At least, India successfully brokered support for a recognition that distributed renewables are critical, not only to tackling energy access challenges this decade, but also to empowering people and economic growth.”
On fossil fuels, Anusha Mata, Senior Policy Advisor at E3G, said:
“There are clear divisions among energy leaders on the pathway to securing a clean energy future. The weak language on fossil fuel phase down and absence of any mention of coal – the most polluting energy source – is a clear backtracking on previous commitments in last year’s G20 Bali Declaration.
This September we need to see G20 leaders ramp up their ambition and agree to language that at least supports the UAE’s COP28 vision for an accelerated phase down of all fossil fuels and unabated coal. Anything less is a clear threat to progress on a clean transition and will push 1.5°C warming further out of reach.”
On energy efficiency, Annisa Sekaringtias, Senior Researcher at E3G, said:
“For the first time, the G20 energy ministers agree on actions to reach the goal of doubling efforts in energy efficiency, the first fuel in the energy transition.
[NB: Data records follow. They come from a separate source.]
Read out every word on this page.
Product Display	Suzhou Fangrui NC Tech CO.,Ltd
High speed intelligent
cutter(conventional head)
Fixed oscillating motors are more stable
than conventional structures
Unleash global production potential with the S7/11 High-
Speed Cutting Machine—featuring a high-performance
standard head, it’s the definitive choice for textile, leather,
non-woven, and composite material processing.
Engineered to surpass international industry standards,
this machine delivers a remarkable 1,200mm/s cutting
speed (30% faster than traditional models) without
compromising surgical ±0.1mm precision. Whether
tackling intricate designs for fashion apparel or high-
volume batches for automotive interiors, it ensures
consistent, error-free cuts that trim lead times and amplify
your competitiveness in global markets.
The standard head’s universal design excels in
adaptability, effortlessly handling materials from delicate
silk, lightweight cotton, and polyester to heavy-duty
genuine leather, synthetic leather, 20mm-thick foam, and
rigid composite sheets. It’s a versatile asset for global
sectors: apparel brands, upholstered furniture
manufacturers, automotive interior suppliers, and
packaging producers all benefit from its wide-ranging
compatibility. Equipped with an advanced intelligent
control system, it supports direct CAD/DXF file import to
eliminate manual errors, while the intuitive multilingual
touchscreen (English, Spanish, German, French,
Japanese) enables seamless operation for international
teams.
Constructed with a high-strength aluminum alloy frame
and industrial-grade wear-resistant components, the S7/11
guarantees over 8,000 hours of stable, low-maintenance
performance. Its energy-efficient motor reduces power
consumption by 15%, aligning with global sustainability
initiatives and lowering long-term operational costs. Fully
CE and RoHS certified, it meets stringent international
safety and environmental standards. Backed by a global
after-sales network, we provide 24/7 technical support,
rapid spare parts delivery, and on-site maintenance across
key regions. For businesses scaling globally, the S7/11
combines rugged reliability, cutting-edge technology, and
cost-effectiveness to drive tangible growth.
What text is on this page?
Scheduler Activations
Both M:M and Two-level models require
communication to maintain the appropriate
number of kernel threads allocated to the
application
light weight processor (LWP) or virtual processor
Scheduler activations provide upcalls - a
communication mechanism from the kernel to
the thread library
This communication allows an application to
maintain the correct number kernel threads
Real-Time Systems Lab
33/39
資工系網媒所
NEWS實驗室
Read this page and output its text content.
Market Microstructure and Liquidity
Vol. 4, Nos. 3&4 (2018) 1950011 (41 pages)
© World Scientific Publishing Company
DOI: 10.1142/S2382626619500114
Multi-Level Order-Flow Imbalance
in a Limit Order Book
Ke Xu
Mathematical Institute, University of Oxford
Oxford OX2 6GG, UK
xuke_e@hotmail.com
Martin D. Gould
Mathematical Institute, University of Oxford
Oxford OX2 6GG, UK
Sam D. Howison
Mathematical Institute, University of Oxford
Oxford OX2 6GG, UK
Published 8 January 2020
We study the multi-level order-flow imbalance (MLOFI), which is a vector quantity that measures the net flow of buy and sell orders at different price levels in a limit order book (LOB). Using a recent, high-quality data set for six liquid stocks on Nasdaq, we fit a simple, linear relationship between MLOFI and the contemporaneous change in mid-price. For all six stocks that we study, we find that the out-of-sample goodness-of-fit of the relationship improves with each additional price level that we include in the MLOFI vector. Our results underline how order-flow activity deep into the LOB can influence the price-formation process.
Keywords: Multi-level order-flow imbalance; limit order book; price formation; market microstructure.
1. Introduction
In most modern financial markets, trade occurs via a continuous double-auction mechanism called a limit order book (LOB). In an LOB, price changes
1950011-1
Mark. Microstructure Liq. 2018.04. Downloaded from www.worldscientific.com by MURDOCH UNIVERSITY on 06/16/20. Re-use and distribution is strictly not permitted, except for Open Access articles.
At this point, it remains largely voluntary, putting responsibility on Brazil’s presidency next year to encourage countries to collaborate to translate the “Roadmap for Energy Efficiency” into reality.
40% of emissions reductions are expected to happen in developing economies, which currently receive less than 20% of clean energy investment. The new initiative to facilitate access to low-cost finance for energy transition is thus a critical step. Multilateral development banks need to respond to this in October at the World Bank and IMF annual meetings and the Joint-MDB Statement at COP.”